Pero la campaña para conseguir la liberación de Alex Saab Morán sufrió un revés cuando la Fiscalía de Estados Unidos presentó documentos que ponían en duda pruebas de la defensa que sustentan sus afirmaciones de que tiene inmunidad diplomática.

Saab había pedido que se desestimaran los cargos penales emitidos en Miami por lavado de dinero, pero la respuesta de la Fiscalía cuestionó el momento y la forma en la que el dictador de Venezuela, Nicolás Maduro, supuestamente nombró a Saab enviado especial del régimen.

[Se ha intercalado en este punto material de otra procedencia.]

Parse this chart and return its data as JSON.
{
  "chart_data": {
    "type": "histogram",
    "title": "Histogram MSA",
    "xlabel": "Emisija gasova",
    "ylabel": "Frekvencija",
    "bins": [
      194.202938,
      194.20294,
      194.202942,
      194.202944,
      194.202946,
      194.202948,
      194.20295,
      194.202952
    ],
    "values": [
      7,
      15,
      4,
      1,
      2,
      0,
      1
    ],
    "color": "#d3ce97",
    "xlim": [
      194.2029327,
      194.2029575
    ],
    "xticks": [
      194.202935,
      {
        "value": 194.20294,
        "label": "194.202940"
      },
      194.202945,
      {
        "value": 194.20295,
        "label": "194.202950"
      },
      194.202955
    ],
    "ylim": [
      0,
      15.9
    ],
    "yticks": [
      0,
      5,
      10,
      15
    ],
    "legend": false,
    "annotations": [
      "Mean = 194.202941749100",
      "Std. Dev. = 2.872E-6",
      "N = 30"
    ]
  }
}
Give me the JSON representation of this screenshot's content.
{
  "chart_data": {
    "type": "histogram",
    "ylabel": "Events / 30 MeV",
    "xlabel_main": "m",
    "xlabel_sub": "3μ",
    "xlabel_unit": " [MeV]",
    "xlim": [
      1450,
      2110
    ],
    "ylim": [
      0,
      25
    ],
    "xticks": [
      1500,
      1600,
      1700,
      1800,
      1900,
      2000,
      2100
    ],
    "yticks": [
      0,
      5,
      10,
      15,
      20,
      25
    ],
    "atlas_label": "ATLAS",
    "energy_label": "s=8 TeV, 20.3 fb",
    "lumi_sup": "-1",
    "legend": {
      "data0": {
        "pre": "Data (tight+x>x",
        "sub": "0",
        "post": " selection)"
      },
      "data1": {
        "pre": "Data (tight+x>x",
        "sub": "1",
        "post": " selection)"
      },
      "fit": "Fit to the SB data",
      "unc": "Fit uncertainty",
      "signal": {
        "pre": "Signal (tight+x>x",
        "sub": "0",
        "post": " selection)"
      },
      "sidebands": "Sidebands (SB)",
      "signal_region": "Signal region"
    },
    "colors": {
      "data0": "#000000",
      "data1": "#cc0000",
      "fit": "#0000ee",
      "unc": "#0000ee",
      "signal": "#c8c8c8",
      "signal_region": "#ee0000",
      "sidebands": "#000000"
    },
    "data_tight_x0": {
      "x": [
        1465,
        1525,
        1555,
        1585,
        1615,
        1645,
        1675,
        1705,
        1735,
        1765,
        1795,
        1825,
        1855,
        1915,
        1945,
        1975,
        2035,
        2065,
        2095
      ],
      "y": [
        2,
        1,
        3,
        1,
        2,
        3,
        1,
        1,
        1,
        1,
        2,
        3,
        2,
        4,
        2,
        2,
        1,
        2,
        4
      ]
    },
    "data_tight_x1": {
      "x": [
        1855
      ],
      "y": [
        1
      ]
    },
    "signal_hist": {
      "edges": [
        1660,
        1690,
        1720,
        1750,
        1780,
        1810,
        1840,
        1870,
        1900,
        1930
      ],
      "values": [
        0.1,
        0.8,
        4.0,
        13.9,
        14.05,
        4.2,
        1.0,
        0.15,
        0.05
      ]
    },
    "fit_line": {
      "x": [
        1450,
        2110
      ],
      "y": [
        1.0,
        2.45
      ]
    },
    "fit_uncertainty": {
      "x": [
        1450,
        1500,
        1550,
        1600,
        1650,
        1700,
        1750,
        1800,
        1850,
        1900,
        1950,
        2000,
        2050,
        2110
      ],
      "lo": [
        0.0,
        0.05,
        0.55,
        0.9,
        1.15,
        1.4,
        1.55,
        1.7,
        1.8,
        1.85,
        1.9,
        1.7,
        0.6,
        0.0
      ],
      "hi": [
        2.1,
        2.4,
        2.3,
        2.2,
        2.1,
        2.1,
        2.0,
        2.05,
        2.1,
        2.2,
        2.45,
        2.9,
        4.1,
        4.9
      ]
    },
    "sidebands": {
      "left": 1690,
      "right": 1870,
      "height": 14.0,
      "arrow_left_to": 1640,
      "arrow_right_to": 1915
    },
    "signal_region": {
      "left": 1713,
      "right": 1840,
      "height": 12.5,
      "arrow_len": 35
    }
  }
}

Las autoridades estadounidenses presentaron una copia del supuesto pasaporte diplomático de Saab con una imagen y una firma que coinciden con un pasaporte no diplomático emitido casi dos años más tarde, lo que indica una posible “falsificación”, según la Fiscalía.

Además, los fiscales obtuvieron en la Biblioteca del Congreso de Estados Unidos una copia impresa de la Gaceta Oficial de Venezuela del 26 de abril de 2018 que contradice una versión electrónica de la misma edición especial, la número 6.373, presentada por la defensa y que supuestamente muestra el nombramiento de Saab como enviado especial en un decreto presidencial.